Inside the model: power, climate and cold numbers
Strip away the mystique and the machinery is, on the surface, fairly orthodox. Klement feeds in what he calls “systemic” factors: national population, wealth, climate, Fifa world rankings. The big structural levers that shape a country’s footballing ceiling.
Those ingredients give his model a broad map of the 48‑team tournament. It doesn’t just spit out a winner; it sketches the whole journey. According to his latest run, Japan spring a shock against Brazil in the second round. Scotland do not make it out of the group. England grind their way to the semi‑finals, only to be knocked out by Portugal – a painful echo of 2006, even if the model refuses to go as far as predicting “penalties, again”.
At the top of the tree sit the Dutch, poised in his numbers to become the fourth straight champion his forecasts have identified correctly. If they lift the trophy in July, Klement’s statistical prophecy reaches the kind of territory that makes bookmakers nervous and colleagues suddenly very interested in your spreadsheets.
Yet he insists the model only ever tells half the story.
“The other 50% is luck,” he says. And that is where the economist in him digs his heels in.
The limits of prophecy
Klement is adamant: football is not an equation to be solved. Especially not at the sharp end of a World Cup, where the margins shrink to a single touch.
“Every match – especially when you have these high-quality teams playing against each other that are very similar in skills and quality – it really depends on the form of the day, a ref call, a piece of luck in the sense of hitting the post versus the ball going in,” he explains. “Things like that are completely unpredictable.”
That tension sits at the heart of his growing reputation. The more often he is right, the more people want to believe the model is something it is not. Each correct champion only tightens the grip of the myth.
His forecast, published every four years, now attracts more attention with each tournament. The readership has grown. So has the pressure. For Klement, a self-described “pessimist”, the project is supposed to be a playful diversion from a world heavy with bad news.

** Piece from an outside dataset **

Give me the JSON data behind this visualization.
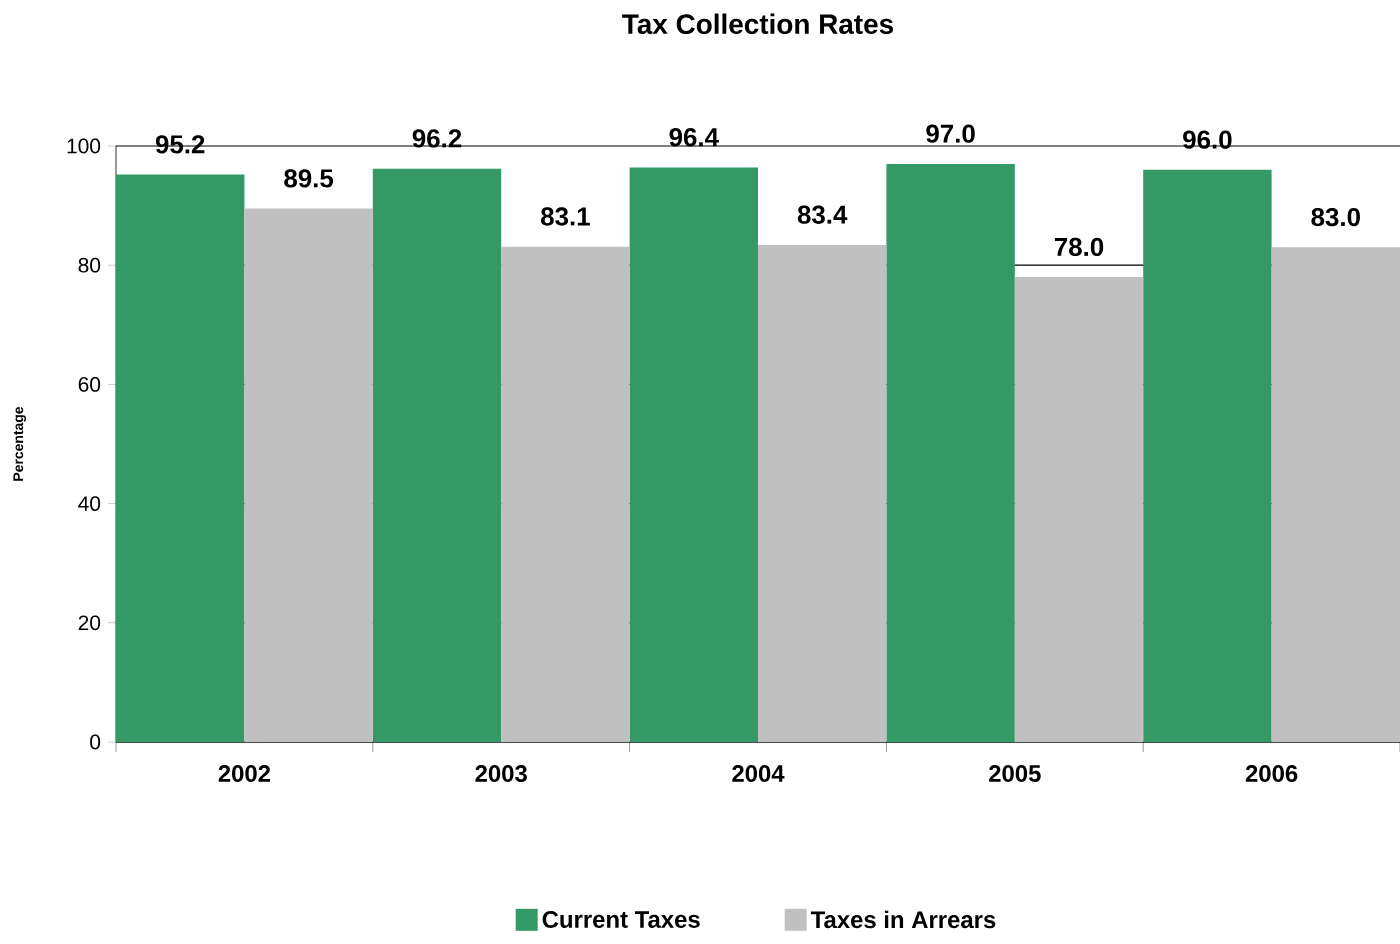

“In particular in 2026, when there are so many crises, wars and things going on, it is something that makes me feel good and hopefully the readers feel good and gives them a little bit of a distraction from all the kind of bad stuff that is going on in the world,” he says.
The distraction, though, has consequences.
Office bets and Dutch nerves
Inside Panmure Liberum, the model is no longer an abstract curiosity. Colleagues stop him with questions that sound more like those fired at a national team doctor than an economist.
How does Xavi Simons’ ACL injury affect the Dutch chances? What happens to the probabilities if a key forward pulls out? Does the model bend to the latest team news or hold its line?
The queries keep coming. So do the wagers.
“I’ve got several colleagues who bet some money on the Netherlands in response to me publishing that note,” Klement says. Suddenly, the orange bars on his charts have turned into real stakes for people he sees at the coffee machine.
And that, he admits, changes the mood. The joke is still there, but now it comes with a caveat. If the Netherlands crash out early, the oracle’s aura evaporates overnight – and the office sweepstakes go with it.
“If the Netherlands get eliminated from the World Cup, I think the next day I have to work from home,” he says.
The World Cup will decide whether his model remains a statistical curiosity with a perfect record or finally collides with the chaos it was built to highlight. Either way, when the Dutch kick off their campaign, an economist in London will be watching as nervously as any fan in orange.